The sector, then, has come a long way in the early years of the 21st century.  At the same time it has expanded its role in disrupting the activities of high-cost lenders such as the widely-criticised payday lending sector where prior to 2 January 2015 interest rates of 6,000% or more and the ability to repeatedly roll loans over left many thousands in a hole.  Under the Department for Work & Pensions’ Financial Inclusion Growth Fund which ran from 2006 to 2011, participating credit unions saved their members between £119 million and £135 million in interest compared with the prevailing rates from high-cost doorstep lenders prevalent in low income communities.

But there’s another side to the credit union story.  For all its successes and growth, it’s positioning as an antidote to the problems of the over-indebted and perception as a “poor man’s bank” has left it – in many cases – too often without a compelling proposition for a broader section of society.  Similarly, due to inefficient operations, limited investment and a focus on small-sum, short-term credit, too many credit unions have required subsidy and government support to provide their services to the financially excluded.  In today’s austere times, however, this support is no longer available and these credit unions need to find a way to sustain themselves without it while continuing to support the most financially vulnerable.

Credit unions around the world – in countries like USA, Canada and Australia – are a much bigger section of the financial landscape than they are here in Britain.  Whereas 40% of people use their credit union in the US, only around 2% do so here.  Our analysis shows that there are a number of key factors which have led to our international colleagues’ success.

The first of these is philosophical.  The global credit union sector goes by a maxim which credit unions in Britain need to emulate – Not for Profit, Not for Charity, But for Service.  Credit unions must see themselves as mutual financial services which are not there to simply provide lending that no one else will provide but to provide a high-quality and value for money service which meets the needs of people from a range of backgrounds.  It is here that the mutual model is strongest, by delivering value to people through clubbing together and sharing in collective successes.

The second factor is collaboration.  Almost without exception, where credit unions are most successful they work together.  As individual organisations some credit unions will always struggle to reach the scale required to enable them to capitalise and invest sufficiently in their service.  But through grouping together and sharing systems and processes, more credit unions can gain access to services which are competitive and attractive to a broad range of people – something which is more important now than ever before as modern digital technologies continue to shake-up the way people expect to be able to access their financial service.

The third factor is employer partnership.  Both in the UK and abroad, the strongest and most successful credit unions are embedded in employment contexts.  Membership is seen as an employee-benefit, payments towards savings and loans are taken direct from payroll and a virtuous circle is created whereby all parties benefit:  employees through convenient access to a valuable service; credit unions through access to efficient payments and a diverse pool of members; employers through more financially-resilient, productive workers.

In a diverse sector, these factors and challenges are more pressing for some than for others – the leading credit unions are doing well.

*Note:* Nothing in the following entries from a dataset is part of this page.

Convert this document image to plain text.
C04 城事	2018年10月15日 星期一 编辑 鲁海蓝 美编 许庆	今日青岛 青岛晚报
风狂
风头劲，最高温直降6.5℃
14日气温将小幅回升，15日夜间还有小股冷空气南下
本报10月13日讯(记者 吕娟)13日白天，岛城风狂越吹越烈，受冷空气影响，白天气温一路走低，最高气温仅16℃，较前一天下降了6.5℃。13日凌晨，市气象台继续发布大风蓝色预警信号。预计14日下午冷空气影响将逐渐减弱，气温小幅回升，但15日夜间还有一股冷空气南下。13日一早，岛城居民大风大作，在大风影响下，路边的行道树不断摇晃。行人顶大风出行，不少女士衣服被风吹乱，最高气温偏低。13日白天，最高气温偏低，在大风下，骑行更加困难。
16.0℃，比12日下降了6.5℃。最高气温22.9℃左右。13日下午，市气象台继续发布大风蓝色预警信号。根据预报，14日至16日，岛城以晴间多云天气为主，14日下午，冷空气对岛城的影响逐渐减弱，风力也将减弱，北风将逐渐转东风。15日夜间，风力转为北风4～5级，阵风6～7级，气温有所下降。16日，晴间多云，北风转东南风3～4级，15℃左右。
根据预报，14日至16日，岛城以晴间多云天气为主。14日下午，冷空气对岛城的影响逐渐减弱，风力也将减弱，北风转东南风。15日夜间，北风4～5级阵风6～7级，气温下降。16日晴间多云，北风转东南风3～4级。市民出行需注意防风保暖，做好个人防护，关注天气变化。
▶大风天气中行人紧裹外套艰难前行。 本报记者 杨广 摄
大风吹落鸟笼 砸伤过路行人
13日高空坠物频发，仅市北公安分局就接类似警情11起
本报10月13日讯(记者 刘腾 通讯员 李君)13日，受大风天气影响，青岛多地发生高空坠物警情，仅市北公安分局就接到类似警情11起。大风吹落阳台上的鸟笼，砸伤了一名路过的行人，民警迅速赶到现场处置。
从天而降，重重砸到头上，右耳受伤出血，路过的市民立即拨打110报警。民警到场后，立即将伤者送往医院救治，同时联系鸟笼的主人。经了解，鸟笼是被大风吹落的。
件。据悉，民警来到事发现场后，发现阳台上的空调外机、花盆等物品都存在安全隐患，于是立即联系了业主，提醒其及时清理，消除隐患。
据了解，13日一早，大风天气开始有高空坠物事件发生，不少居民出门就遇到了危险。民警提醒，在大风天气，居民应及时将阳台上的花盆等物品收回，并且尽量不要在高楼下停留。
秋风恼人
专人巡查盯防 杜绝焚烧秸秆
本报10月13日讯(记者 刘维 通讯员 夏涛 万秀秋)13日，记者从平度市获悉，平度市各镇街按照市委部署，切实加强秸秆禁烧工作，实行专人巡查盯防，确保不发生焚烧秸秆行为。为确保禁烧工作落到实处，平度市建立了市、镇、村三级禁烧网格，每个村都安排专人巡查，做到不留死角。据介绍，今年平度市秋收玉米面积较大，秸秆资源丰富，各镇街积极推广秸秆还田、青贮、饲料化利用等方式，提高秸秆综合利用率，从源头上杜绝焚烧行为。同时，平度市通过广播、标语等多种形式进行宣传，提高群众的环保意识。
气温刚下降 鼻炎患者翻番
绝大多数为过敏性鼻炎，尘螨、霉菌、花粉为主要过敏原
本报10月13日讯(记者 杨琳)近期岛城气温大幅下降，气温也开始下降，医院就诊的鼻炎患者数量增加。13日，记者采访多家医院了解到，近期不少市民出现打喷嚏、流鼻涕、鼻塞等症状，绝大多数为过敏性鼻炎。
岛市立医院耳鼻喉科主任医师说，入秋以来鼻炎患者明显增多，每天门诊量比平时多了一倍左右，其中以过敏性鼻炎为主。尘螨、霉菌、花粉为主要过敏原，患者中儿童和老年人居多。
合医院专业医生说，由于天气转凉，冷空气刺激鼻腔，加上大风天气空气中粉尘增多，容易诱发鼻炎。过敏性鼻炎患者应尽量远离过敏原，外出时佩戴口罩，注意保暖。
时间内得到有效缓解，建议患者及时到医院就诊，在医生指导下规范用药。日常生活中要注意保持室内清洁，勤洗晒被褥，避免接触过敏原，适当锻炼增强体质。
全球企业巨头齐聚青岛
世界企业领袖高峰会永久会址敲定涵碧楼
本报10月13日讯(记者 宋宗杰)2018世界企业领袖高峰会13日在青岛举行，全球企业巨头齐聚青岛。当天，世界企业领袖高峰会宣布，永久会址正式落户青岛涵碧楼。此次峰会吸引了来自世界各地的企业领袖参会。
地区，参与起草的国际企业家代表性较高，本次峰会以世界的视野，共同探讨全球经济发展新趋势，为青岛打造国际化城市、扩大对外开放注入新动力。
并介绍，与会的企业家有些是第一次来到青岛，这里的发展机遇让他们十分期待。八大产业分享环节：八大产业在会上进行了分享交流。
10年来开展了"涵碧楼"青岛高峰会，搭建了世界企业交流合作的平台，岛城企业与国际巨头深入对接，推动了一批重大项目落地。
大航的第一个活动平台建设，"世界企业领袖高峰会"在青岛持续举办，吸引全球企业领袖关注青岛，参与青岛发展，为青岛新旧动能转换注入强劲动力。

The Credit Union Expansion Project, funded by Government, is one effort to build on their success and address these challenges by developing a shared business model for participating credit unions.  More widely, support for the sector is at an all time high with highstreet banks such as Lloyds, the Church of England and all political parties supporting the sector’s development.

Future investment must support credit unions to continue on this journey through providing the capital necessary to expand and develop.